И следом, отдельной строкой, адресом на весь рейд: «Миноносцам Маринина — головными. Эскадре следовать их движениям».
Я перечитал приказ дважды. Объявлять по «Сторожевому» ничего не понадобилось — люди прочли его с тех же облаков; внизу боцман сказал кому-то вполголоса и без единого крепкого слова, что было у него признаком крайней серьёзности: «Ну, робя. За нами эскадра пойдёт». Больше об этом на лодке не говорили. Потом стало не до слов вовсе.
Мы приняли эскадру у горла в полной темноте; догорающий заградитель светил нам в спину. «Сторожевой» — головным. За мной, в кильватер, на дистанции полутора кабельтовых, двинулась стена: «Петропавловск» под флагом командующего, за ним остальные, шесть башенных громад, каждая из которых могла раздавить нас, не заметив. Макаров шёл в моей кильватерной струе. Вся оставшаяся у России сила на этом море шла по моей воде — по дороге, которую мы всю зиму тралили, минировали, перевязывали и стерегли, — и каждый штурман на каждом мостике вёл прокладку по точкам, которые я передал вечером на кальке.
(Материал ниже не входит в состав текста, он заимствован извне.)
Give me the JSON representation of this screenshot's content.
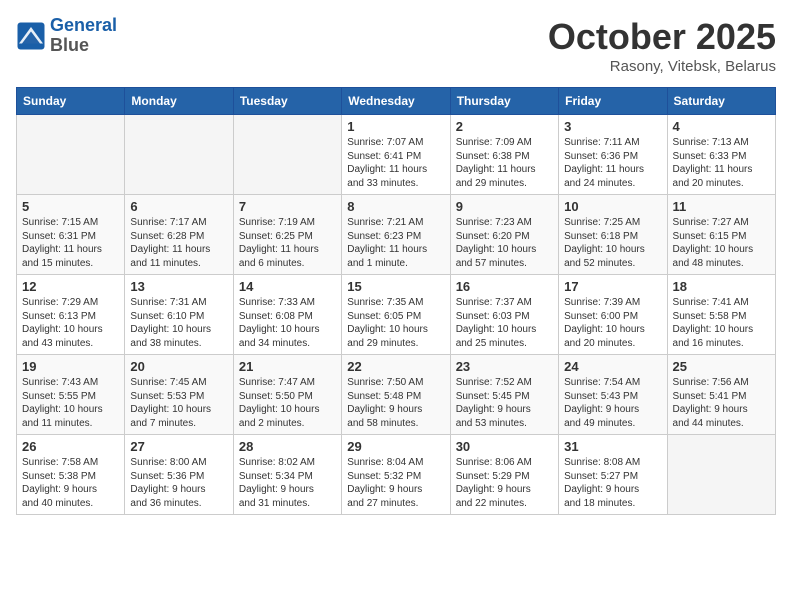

Шли самым малым, узлов на пять — быстрее эта дорога не пускала. Мартовский ветер нёс с моря мокрую крупу; леер под рукой оброс ледяной коркой, и пальцы её уже не чувствовали — только держались. Повороты я объявлял вполголоса, штурман дублировал их на кормовой огонь — единственный, замытый до щели, видимый только строго с норда, только следующему в колонне.
Беда пришла на втором повороте, у сдвоенных банок. Отлив тянул сильнее, чем я заложил в прокладку, — я почуял это поясницей раньше, чем умом: по тому, как «Сторожевой» пошёл боком, скулой вперёд. Нас сносило на банки; а за мной, слепо доверяясь моему кормовому огню, тем же курсом валилась вся колонна. Дать поворот раньше срока — сойти с прокладки, которую переписывали шесть штурманов, увести их в непромеренную воду. Держать пеленг по кальке — посадить головных на банку, которую я сам же и ставил. Секунды на это не было. Была половина секунды.